Senandung sedih mengalun dari bibir sang mermaid. Makhluk cantik itu membiarkan lengan buatan sang uskup menyentuh pipinya, lalu ia menghadiahkan kecupan lembut di lengan tak hidup itu.

"Tidak apa-apa, Razette…" Sang Uskup bicara. "Selama kau masih ada bersamaku, aku tidak apa-apa…"

Sang mermaid menatap dengan lekat, kemudian bersenandung lagi—kali ini pelan. Senandung indah yang hanya diperdengarkannya kepada sang uskup seorang.

.

#

.

Bunga di Bawah Air

~hadiah untuk sosok yang paling berharga~

©fariacchi

.

#

.

Taman gereja merupakan tempat yang sangat indah—rumput hijau cerah, bunga-bunga aneka warna serta sinar matahari yang lembut menyusup dari balik daun rimbun. Seorang uskup berwajah feminin dengan rambut violet pucat tampak berdiri di sisi taman, membiarkan untaian sulur-sulur dengan bunga merah muda tumbuh anggun di sekitarnya.

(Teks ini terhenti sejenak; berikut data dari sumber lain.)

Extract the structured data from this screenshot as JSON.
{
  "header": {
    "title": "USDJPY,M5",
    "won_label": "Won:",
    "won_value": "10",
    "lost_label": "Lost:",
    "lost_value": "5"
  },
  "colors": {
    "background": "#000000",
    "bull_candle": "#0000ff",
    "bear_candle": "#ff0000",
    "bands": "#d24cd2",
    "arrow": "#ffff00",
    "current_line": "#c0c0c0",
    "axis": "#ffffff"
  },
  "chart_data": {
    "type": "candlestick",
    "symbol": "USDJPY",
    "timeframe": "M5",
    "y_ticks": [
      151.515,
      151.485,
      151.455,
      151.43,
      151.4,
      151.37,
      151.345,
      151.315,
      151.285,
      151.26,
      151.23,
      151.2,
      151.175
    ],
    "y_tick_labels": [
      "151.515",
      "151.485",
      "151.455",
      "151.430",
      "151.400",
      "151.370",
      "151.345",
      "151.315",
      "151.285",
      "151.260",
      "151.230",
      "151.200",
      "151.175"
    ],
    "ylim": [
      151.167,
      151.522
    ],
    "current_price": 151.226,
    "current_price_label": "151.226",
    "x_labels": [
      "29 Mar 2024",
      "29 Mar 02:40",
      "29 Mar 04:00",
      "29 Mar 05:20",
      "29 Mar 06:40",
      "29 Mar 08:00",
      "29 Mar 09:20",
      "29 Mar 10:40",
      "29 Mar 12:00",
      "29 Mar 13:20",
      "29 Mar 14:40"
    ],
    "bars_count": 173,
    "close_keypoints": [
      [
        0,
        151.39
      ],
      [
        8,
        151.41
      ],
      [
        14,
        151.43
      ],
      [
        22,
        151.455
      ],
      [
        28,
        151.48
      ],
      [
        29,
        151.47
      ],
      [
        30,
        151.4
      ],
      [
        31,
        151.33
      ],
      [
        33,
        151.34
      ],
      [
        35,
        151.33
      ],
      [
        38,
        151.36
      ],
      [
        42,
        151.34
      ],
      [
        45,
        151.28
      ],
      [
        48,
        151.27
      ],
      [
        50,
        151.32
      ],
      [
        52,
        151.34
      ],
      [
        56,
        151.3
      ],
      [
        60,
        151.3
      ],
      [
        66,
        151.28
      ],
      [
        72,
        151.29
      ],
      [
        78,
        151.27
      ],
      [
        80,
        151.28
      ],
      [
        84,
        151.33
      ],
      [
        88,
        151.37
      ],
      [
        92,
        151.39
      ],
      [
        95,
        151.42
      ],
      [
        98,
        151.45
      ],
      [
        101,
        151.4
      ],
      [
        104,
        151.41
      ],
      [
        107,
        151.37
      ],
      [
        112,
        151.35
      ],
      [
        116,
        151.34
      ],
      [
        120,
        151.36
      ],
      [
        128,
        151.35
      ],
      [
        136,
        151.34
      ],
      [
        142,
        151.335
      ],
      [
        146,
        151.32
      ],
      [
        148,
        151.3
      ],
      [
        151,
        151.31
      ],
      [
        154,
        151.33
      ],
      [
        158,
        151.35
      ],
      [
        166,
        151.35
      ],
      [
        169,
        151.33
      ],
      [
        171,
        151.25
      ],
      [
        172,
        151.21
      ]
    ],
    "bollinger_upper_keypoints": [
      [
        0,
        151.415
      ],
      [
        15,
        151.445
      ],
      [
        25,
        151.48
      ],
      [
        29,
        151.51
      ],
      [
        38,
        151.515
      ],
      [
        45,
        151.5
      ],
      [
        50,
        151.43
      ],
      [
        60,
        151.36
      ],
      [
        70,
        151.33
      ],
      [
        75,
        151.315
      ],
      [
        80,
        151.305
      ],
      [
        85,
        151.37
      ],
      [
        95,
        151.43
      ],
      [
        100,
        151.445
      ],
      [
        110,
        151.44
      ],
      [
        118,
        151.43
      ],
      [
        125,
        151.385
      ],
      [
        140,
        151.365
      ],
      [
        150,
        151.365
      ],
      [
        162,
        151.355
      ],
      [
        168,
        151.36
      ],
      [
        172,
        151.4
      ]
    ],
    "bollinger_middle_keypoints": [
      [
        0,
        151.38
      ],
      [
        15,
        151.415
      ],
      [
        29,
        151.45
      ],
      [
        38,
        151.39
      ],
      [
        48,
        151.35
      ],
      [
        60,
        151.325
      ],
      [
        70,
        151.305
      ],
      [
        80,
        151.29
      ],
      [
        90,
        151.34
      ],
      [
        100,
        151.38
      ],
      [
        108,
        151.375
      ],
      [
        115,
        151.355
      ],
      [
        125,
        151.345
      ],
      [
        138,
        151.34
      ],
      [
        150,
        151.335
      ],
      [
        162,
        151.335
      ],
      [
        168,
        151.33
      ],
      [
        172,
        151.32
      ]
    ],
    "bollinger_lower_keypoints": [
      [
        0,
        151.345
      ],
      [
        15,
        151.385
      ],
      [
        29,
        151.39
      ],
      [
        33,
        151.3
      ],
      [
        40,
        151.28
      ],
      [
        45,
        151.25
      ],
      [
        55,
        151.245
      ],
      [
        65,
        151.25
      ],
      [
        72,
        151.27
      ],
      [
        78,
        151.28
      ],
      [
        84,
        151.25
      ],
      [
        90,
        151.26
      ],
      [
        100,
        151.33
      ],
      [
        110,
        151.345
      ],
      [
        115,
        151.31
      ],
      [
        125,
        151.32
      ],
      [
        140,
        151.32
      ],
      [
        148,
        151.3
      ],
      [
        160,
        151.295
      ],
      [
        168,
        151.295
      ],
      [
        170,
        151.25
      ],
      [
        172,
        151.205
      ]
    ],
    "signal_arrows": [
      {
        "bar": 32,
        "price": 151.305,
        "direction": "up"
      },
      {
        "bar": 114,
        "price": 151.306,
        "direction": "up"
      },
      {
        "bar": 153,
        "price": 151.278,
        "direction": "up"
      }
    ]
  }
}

"Sudah kuduga kau di sini, Labrador," sahut sebuah suara.

Sulur tanaman berhenti bergerak ketika uskup bermata keunguan itu menoleh dan tersenyum. "Castor."

Labrador membiarkan sulur-sulur di sekeliling tubuhnya kembali ke tanah dengan lambat. Ia membalikkan tubuh, membiarkan jubah putihnya berkibar sedikit ketika ia berjalan menghampiri Castor yang sudah duduk di meja bundar putih di tengah taman teduh itu.

"Wida Kun mencarimu. Kau menghilang begitu saja setelah doa pagi." Castor mengamati Labrador dari balik topi persegi dengan tudung transparan yang menutupi wajahnya.

Labrador tertawa kecil. "Maaf, sepetak mawar putih di sana belum mendapat air pagi ini, jadi aku buru-buru." Uskup berambut violet pucat itu mengulurkan cangkir teh bening ke arah Castor.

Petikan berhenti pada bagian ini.